The ruling stems from a 2014 federal appropriations law that banned the Justice Department from interfering with state implementation of marijuana laws. Short-term measures since then have extended the prohibition, which now continues through Sept. 30, 2016. Defendants in 10 criminal cases sued the federal government, requesting their prosecutions be dismissed on the grounds that the Justice Department is prevented from spending funds to prosecute them. The parties were accused of various federal marijuana offenses, including conspiracy to manufacture and possession with intent to distribute. The Justice Department argued it is not preventing states from operating their medical marijuana laws by prosecuting private individuals. Three district courts declined to halt the prosecutions from proceeding.

But the appeals court ruled that the Justice Department is prohibited from spending funds from relevant federal appropriation to prosecute the defendants if their conduct was permitted by state medical marijuana laws. Judges remanded the cases to the district courts with instructions that if the Justice Department wishes to continue the cases, the appellants are entitled to hearings to determine whether their actions were authorized by state laws.

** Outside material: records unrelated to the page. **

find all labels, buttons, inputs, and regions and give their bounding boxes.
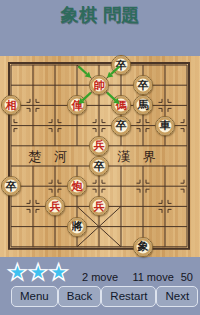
piece-black-chariot[interactable]: 車 [155,116,175,136]
piece-black-soldier[interactable]: 卒 [111,55,131,75]
xiangqi-board[interactable]: 楚河 漢界 卒帥卒相俥傌馬卒車兵卒卒炮兵兵將象 [0,56,200,257]
next-button[interactable]: Next [156,286,198,307]
puzzle-info-label: 11 move50 [132,271,193,283]
page-title: 象棋 問題 [0,3,200,27]
piece-black-soldier[interactable]: 卒 [89,156,109,176]
restart-button[interactable]: Restart [101,286,156,307]
piece-black-general[interactable]: 將 [67,217,87,237]
back-button[interactable]: Back [58,286,102,307]
river-label-right: 漢界 [117,149,169,164]
menu-button[interactable]: Menu [11,286,58,307]
xiangqi-puzzle-app: 象棋 問題 楚河 漢界 卒帥卒相俥傌馬卒車兵卒卒炮兵兵將象 ★★★ 2 move… [0,0,200,315]
button-bar: Menu Back Restart Next [0,286,200,308]
piece-black-elephant[interactable]: 象 [133,237,153,257]
status-row: ★★★ 2 move 11 move50 [0,263,200,287]
puzzle-number: 50 [181,271,193,283]
piece-black-soldier[interactable]: 卒 [111,116,131,136]
puzzle-moves-label: 11 move [132,271,173,283]
river-label-left: 楚河 [28,149,80,164]
piece-red-soldier[interactable]: 兵 [89,136,109,156]
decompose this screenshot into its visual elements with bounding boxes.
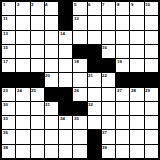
cell-r3c3[interactable] xyxy=(31,31,44,44)
cell-r6c8[interactable]: 22 xyxy=(102,73,115,86)
cell-r3c6[interactable] xyxy=(73,31,86,44)
clue-number-23: 23 xyxy=(3,88,8,92)
clue-number-6: 6 xyxy=(88,2,90,6)
cell-r8c4[interactable]: 31 xyxy=(45,102,58,115)
cell-r9c10[interactable] xyxy=(130,116,143,129)
cell-r11c9[interactable] xyxy=(116,145,129,158)
cell-r3c2[interactable] xyxy=(16,31,29,44)
cell-r3c7[interactable] xyxy=(88,31,101,44)
cell-r8c8[interactable] xyxy=(102,102,115,115)
clue-number-27: 27 xyxy=(117,88,122,92)
black-square-r6c9 xyxy=(116,73,129,86)
clue-number-20: 20 xyxy=(45,73,50,77)
cell-r2c11[interactable] xyxy=(145,16,158,29)
cell-r11c8[interactable]: 39 xyxy=(102,145,115,158)
cell-r10c6[interactable] xyxy=(73,130,86,143)
crossword-grid: 1234567891011121314151617181920212223242… xyxy=(0,0,160,160)
cell-r1c3[interactable]: 3 xyxy=(31,2,44,15)
clue-number-11: 11 xyxy=(3,16,8,20)
cell-r6c7[interactable]: 21 xyxy=(88,73,101,86)
cell-r9c4[interactable] xyxy=(45,116,58,129)
clue-number-19: 19 xyxy=(117,59,122,63)
black-square-r7c5 xyxy=(59,88,72,101)
cell-r5c5[interactable] xyxy=(59,59,72,72)
cell-r3c5[interactable]: 14 xyxy=(59,31,72,44)
clue-number-5: 5 xyxy=(74,2,76,6)
cell-r5c3[interactable] xyxy=(31,59,44,72)
clue-number-22: 22 xyxy=(102,73,107,77)
cell-r4c2[interactable] xyxy=(16,45,29,58)
cell-r9c8[interactable] xyxy=(102,116,115,129)
cell-r1c4[interactable]: 4 xyxy=(45,2,58,15)
black-square-r6c3 xyxy=(31,73,44,86)
clue-number-37: 37 xyxy=(102,130,107,134)
cell-r4c9[interactable] xyxy=(116,45,129,58)
clue-number-17: 17 xyxy=(3,59,8,63)
cell-r7c8[interactable] xyxy=(102,88,115,101)
clue-number-3: 3 xyxy=(31,2,33,6)
cell-r4c1[interactable]: 15 xyxy=(2,45,15,58)
cell-r1c2[interactable]: 2 xyxy=(16,2,29,15)
cell-r11c1[interactable]: 38 xyxy=(2,145,15,158)
cell-r1c7[interactable]: 6 xyxy=(88,2,101,15)
cell-r9c2[interactable] xyxy=(16,116,29,129)
cell-r1c11[interactable]: 10 xyxy=(145,2,158,15)
cell-r11c11[interactable] xyxy=(145,145,158,158)
cell-r4c8[interactable]: 16 xyxy=(102,45,115,58)
black-square-r5c7 xyxy=(88,59,101,72)
black-square-r1c5 xyxy=(59,2,72,15)
cell-r7c9[interactable]: 27 xyxy=(116,88,129,101)
clue-number-31: 31 xyxy=(45,102,50,106)
cell-r8c10[interactable] xyxy=(130,102,143,115)
cell-r9c11[interactable] xyxy=(145,116,158,129)
clue-number-30: 30 xyxy=(3,102,8,106)
cell-r7c7[interactable] xyxy=(88,88,101,101)
clue-number-33: 33 xyxy=(3,116,8,120)
cell-r2c3[interactable] xyxy=(31,16,44,29)
clue-number-9: 9 xyxy=(131,2,133,6)
cell-r3c1[interactable]: 13 xyxy=(2,31,15,44)
cell-r8c1[interactable]: 30 xyxy=(2,102,15,115)
clue-number-7: 7 xyxy=(102,2,104,6)
cell-r1c9[interactable]: 8 xyxy=(116,2,129,15)
cell-r7c3[interactable]: 25 xyxy=(31,88,44,101)
cell-r4c5[interactable] xyxy=(59,45,72,58)
clue-number-13: 13 xyxy=(3,31,8,35)
cell-r9c9[interactable] xyxy=(116,116,129,129)
cell-r10c2[interactable] xyxy=(16,130,29,143)
cell-r10c8[interactable]: 37 xyxy=(102,130,115,143)
cell-r11c4[interactable] xyxy=(45,145,58,158)
cell-r5c6[interactable]: 18 xyxy=(73,59,86,72)
black-square-r6c1 xyxy=(2,73,15,86)
cell-r7c10[interactable]: 28 xyxy=(130,88,143,101)
cell-r5c1[interactable]: 17 xyxy=(2,59,15,72)
cell-r1c8[interactable]: 7 xyxy=(102,2,115,15)
cell-r11c2[interactable] xyxy=(16,145,29,158)
cell-r2c1[interactable]: 11 xyxy=(2,16,15,29)
black-square-r8c5 xyxy=(59,102,72,115)
cell-r2c8[interactable] xyxy=(102,16,115,29)
cell-r2c9[interactable] xyxy=(116,16,129,29)
clue-number-2: 2 xyxy=(17,2,19,6)
cell-r10c5[interactable] xyxy=(59,130,72,143)
cell-r2c6[interactable]: 12 xyxy=(73,16,86,29)
clue-number-4: 4 xyxy=(45,2,47,6)
clue-number-35: 35 xyxy=(74,116,79,120)
cell-r9c5[interactable]: 34 xyxy=(59,116,72,129)
cell-r6c4[interactable]: 20 xyxy=(45,73,58,86)
cell-r11c10[interactable] xyxy=(130,145,143,158)
cell-r1c10[interactable]: 9 xyxy=(130,2,143,15)
cell-r1c1[interactable]: 1 xyxy=(2,2,15,15)
clue-number-36: 36 xyxy=(3,130,8,134)
cell-r9c6[interactable]: 35 xyxy=(73,116,86,129)
black-square-r10c7 xyxy=(88,130,101,143)
clue-number-15: 15 xyxy=(3,45,8,49)
cell-r5c2[interactable] xyxy=(16,59,29,72)
cell-r4c10[interactable] xyxy=(130,45,143,58)
clue-number-26: 26 xyxy=(74,88,79,92)
black-square-r8c6 xyxy=(73,102,86,115)
clue-number-21: 21 xyxy=(88,73,93,77)
cell-r8c9[interactable] xyxy=(116,102,129,115)
cell-r2c10[interactable] xyxy=(130,16,143,29)
clue-number-24: 24 xyxy=(17,88,22,92)
clue-number-12: 12 xyxy=(74,16,79,20)
clue-number-16: 16 xyxy=(102,45,107,49)
clue-number-14: 14 xyxy=(60,31,65,35)
cell-r4c4[interactable] xyxy=(45,45,58,58)
cell-r7c11[interactable]: 29 xyxy=(145,88,158,101)
clue-number-32: 32 xyxy=(88,102,93,106)
cell-r2c4[interactable] xyxy=(45,16,58,29)
cell-r1c6[interactable]: 5 xyxy=(73,2,86,15)
cell-r10c3[interactable] xyxy=(31,130,44,143)
cell-r10c1[interactable]: 36 xyxy=(2,130,15,143)
cell-r8c3[interactable] xyxy=(31,102,44,115)
cell-r8c11[interactable] xyxy=(145,102,158,115)
black-square-r4c6 xyxy=(73,45,86,58)
clue-number-39: 39 xyxy=(102,145,107,149)
cell-r2c7[interactable] xyxy=(88,16,101,29)
cell-r8c7[interactable]: 32 xyxy=(88,102,101,115)
cell-r10c11[interactable] xyxy=(145,130,158,143)
cell-r5c11[interactable] xyxy=(145,59,158,72)
black-square-r6c2 xyxy=(16,73,29,86)
black-square-r5c8 xyxy=(102,59,115,72)
clue-number-8: 8 xyxy=(117,2,119,6)
clue-number-29: 29 xyxy=(145,88,150,92)
cell-r3c4[interactable] xyxy=(45,31,58,44)
black-square-r7c4 xyxy=(45,88,58,101)
black-square-r11c7 xyxy=(88,145,101,158)
cell-r5c10[interactable] xyxy=(130,59,143,72)
cell-r11c6[interactable] xyxy=(73,145,86,158)
cell-r6c5[interactable] xyxy=(59,73,72,86)
cell-r4c3[interactable] xyxy=(31,45,44,58)
cell-r7c2[interactable]: 24 xyxy=(16,88,29,101)
clue-number-1: 1 xyxy=(3,2,5,6)
cell-r3c10[interactable] xyxy=(130,31,143,44)
cell-r7c6[interactable]: 26 xyxy=(73,88,86,101)
black-square-r6c11 xyxy=(145,73,158,86)
clue-number-10: 10 xyxy=(145,2,150,6)
cell-r10c9[interactable] xyxy=(116,130,129,143)
clue-number-28: 28 xyxy=(131,88,136,92)
cell-r9c7[interactable] xyxy=(88,116,101,129)
clue-number-34: 34 xyxy=(60,116,65,120)
cell-r9c3[interactable] xyxy=(31,116,44,129)
cell-r8c2[interactable] xyxy=(16,102,29,115)
cell-r4c11[interactable] xyxy=(145,45,158,58)
cell-r11c3[interactable] xyxy=(31,145,44,158)
cell-r5c4[interactable] xyxy=(45,59,58,72)
cell-r11c5[interactable] xyxy=(59,145,72,158)
cell-r2c2[interactable] xyxy=(16,16,29,29)
cell-r6c6[interactable] xyxy=(73,73,86,86)
cell-r10c4[interactable] xyxy=(45,130,58,143)
cell-r3c11[interactable] xyxy=(145,31,158,44)
cell-r5c9[interactable]: 19 xyxy=(116,59,129,72)
cell-r7c1[interactable]: 23 xyxy=(2,88,15,101)
clue-number-38: 38 xyxy=(3,145,8,149)
cell-r3c9[interactable] xyxy=(116,31,129,44)
clue-number-25: 25 xyxy=(31,88,36,92)
black-square-r2c5 xyxy=(59,16,72,29)
black-square-r4c7 xyxy=(88,45,101,58)
clue-number-18: 18 xyxy=(74,59,79,63)
cell-r10c10[interactable] xyxy=(130,130,143,143)
cell-r9c1[interactable]: 33 xyxy=(2,116,15,129)
black-square-r6c10 xyxy=(130,73,143,86)
cell-r3c8[interactable] xyxy=(102,31,115,44)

The decision is significant because it establishes an appellate level precedent regarding enforcement of the Congressional budget requirements, said Joshua Prober, general counsel and senior vice president for the American Osteopathic Association. However, the decision does not overturn federal criminal laws regarding marijuana use and is limited to the impact of Congress’ specific budgetary authorization measure, he said.

“As noted in the court’s opinion, it is quite possible that a future Congress will not put the same restrictions in place on federal prosecutorial activity,” Mr. Prober said in an interview. “And obviously there are the procedural limitations, i.e., the decision is only the view of one appellate circuit. It is possible that a different appellate court might find the Department of Justice’s arguments to be more persuasive.”

The appeals ruling comes less than a week after the U.S. Drug Enforcement Agency refused to reclassify marijuana under the Controlled Substances Act. Marijuana remains a schedule I controlled substance, noting in its decision that marijuana does not meet the criteria for currently accepted medical use in the United States, that there is a lack of accepted safety for its use under medical supervision, and that it has a high potential for abuse.

“The DEA and FDA continue to believe that scientifically valid and well-controlled clinical trials conducted under investigational new drug applications are the proper way to research all potential new medicines, including marijuana,” DEA Acting Administrator Chuck Rosenberg wrote in a letter to state governors. “Furthermore, we believe that the drug approval process is the proper way to assess whether a product derived from marijuana or its constituent parts is safe and effective for medical use.”

While tension between state and federal law regarding marijuana lingers, more states continue to approve marijuana for recreational and medical use, noted John A. DiNome, a health law attorney based in Philadelphia. So far, Oregon, Colorado, Washington, and Alaska allow recreational marijuana use, while 25 states have approved marijuana for medical use. At least 9 more states will consider recreational marijuana use in November.

“For the time being, the problem still exists,” Mr. DiNome said in an interview. “This temporarily keeps doctors off the hook from prosecution, but it doesn’t solve the underlying problem, which is: Is federal law going to change?”